Aller au contenu

Mirages (Renée de Brimont)/Paroles

La bibliothèque libre.

MiragesEmile-Paul Frères (p. 103-104).

PAROLES

Sous les remous du voile que j’éploie,
prenez mon front, mystère taciturne,
prenez mes yeux et leur flamme nocturne,
et mes deux mains, fraîches coupes de joie…
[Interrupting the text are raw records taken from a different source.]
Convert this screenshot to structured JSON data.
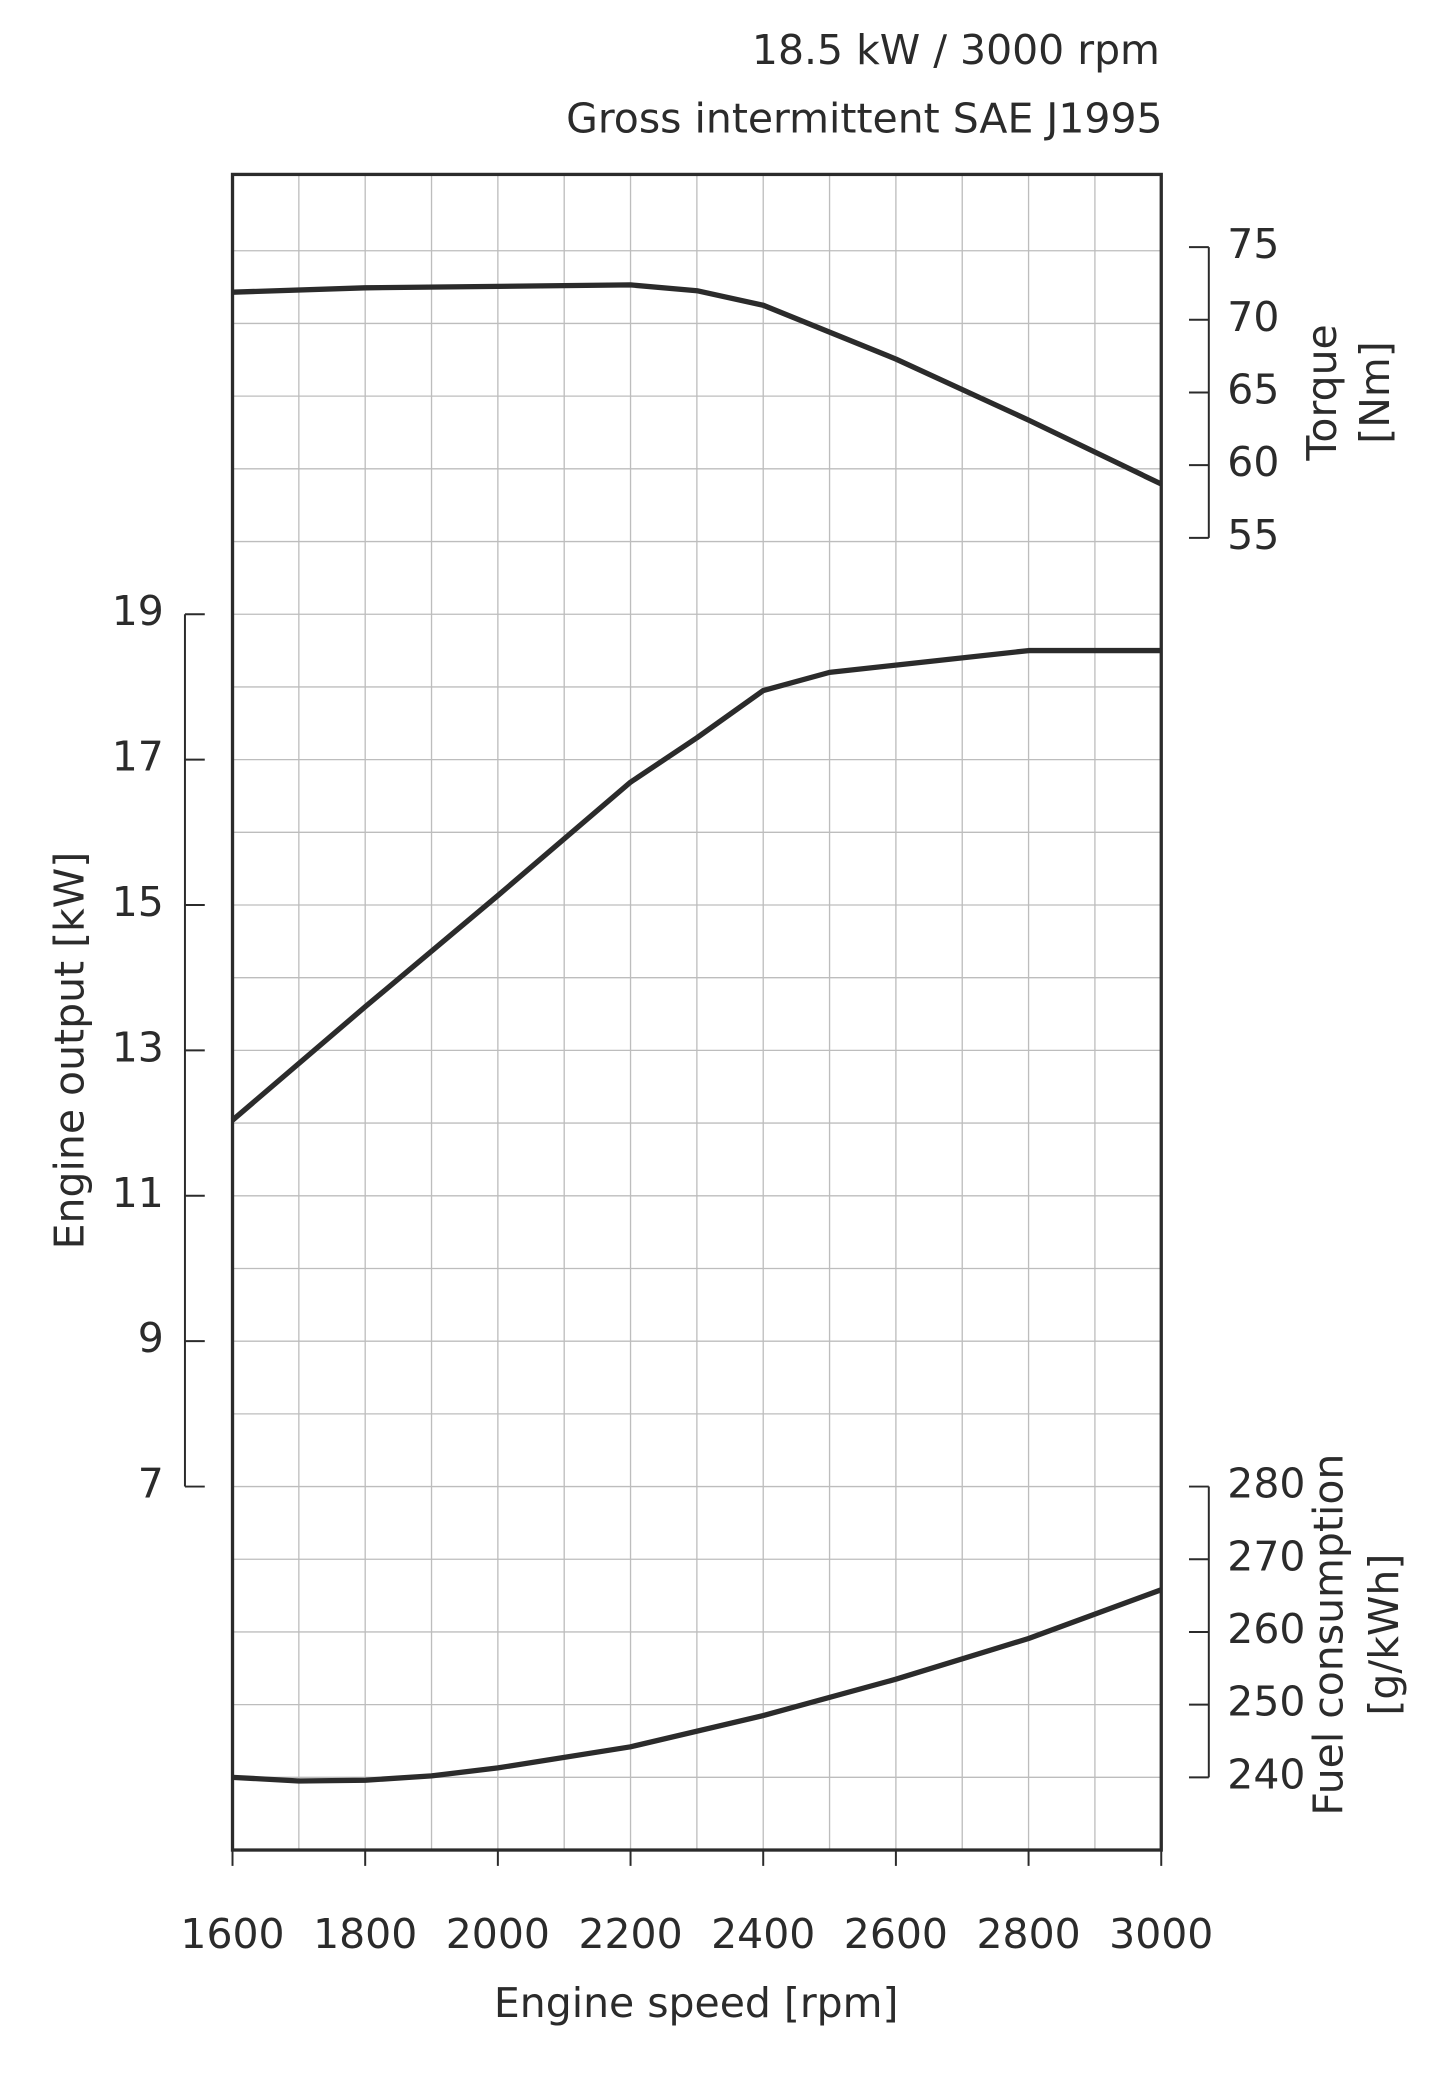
{
  "chart_data": {
    "type": "line",
    "title": [
      "18.5 kW / 3000 rpm",
      "Gross intermittent SAE J1995"
    ],
    "xlabel": "Engine speed [rpm]",
    "ylabel": "Engine output [kW]",
    "y2label": [
      "Torque",
      "[Nm]"
    ],
    "y3label": [
      "Fuel consumption",
      "[g/kWh]"
    ],
    "xlim": [
      1600,
      3000
    ],
    "xticks": [
      1600,
      1800,
      2000,
      2200,
      2400,
      2600,
      2800,
      3000
    ],
    "xgrid": [
      1700,
      1800,
      1900,
      2000,
      2100,
      2200,
      2300,
      2400,
      2500,
      2600,
      2700,
      2800,
      2900
    ],
    "ylim": [
      2,
      25.05
    ],
    "yticks": [
      7,
      9,
      11,
      13,
      15,
      17,
      19
    ],
    "ygrid": [
      3,
      4,
      5,
      6,
      7,
      8,
      9,
      10,
      11,
      12,
      13,
      14,
      15,
      16,
      17,
      18,
      19,
      20,
      21,
      22,
      23,
      24
    ],
    "y2lim": [
      -35.27,
      80
    ],
    "y2ticks": [
      55,
      60,
      65,
      70,
      75
    ],
    "y3lim": [
      230,
      460.5
    ],
    "y3ticks": [
      240,
      250,
      260,
      270,
      280
    ],
    "grid": true,
    "series": [
      {
        "name": "Engine output",
        "color": "#2b2b2b",
        "axis": "y",
        "x": [
          1600,
          1800,
          2000,
          2200,
          2300,
          2400,
          2500,
          2600,
          2800,
          3000
        ],
        "values": [
          12.04,
          13.6,
          15.13,
          16.69,
          17.3,
          17.95,
          18.2,
          18.3,
          18.5,
          18.5
        ]
      },
      {
        "name": "Torque",
        "color": "#2b2b2b",
        "axis": "y2",
        "x": [
          1600,
          1800,
          2000,
          2200,
          2300,
          2400,
          2600,
          2800,
          3000
        ],
        "values": [
          71.9,
          72.2,
          72.3,
          72.4,
          72.0,
          71.0,
          67.3,
          63.1,
          58.7
        ]
      },
      {
        "name": "Fuel consumption",
        "color": "#2b2b2b",
        "axis": "y3",
        "x": [
          1600,
          1700,
          1800,
          1900,
          2000,
          2200,
          2400,
          2600,
          2800,
          3000
        ],
        "values": [
          240,
          239.5,
          239.6,
          240.2,
          241.3,
          244.2,
          248.5,
          253.5,
          259.1,
          265.8
        ]
      }
    ]
  }
}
Nous partirons vers des rives sereines,
vers des jardins aux fleurs miraculeuses ;
nous apprendrons toutes les nébuleuses
qui sont là-haut d’impériales traînes ;

nous connaîtrons le chant des brises molles
dans l’infini qu’une aube divinise,
les vagues soirs lunaires de Venise,
et le sommeil au rythme des gondoles ;

nous voguerons en de muets caïques
le long des ifs et des palmes mouvantes,
et nous suivrons de défuntes Infantes
jusqu’aux parvis d’or et de mosaïque ;

les nuits du Sud aux profondes haleines
nous porterons des Indes jusqu’en Chine
où nous ferons un souper, j’imagine,
avec de blancs magots de porcelaine ;


nous baignerons en des sources d’opale,
en de grands lacs dont frissonnent les ondes,
et nos désirs, et nos tendresses blondes,
et nos langueurs nostalgiques et pâles ;

je vous dirai, plus doux que des oranges,
plus merveilleux que les pas d’une danse,
des vers bercés par la souple cadence…
Vous vous perdrez dans mes songes étranges !

Prenez, prenez ces longs cheveux de cendre
sous les remous du voile que j’éploie,
et mes deux mains, fraîches coupes de joie,
et mon amour tenace, faible et tendre.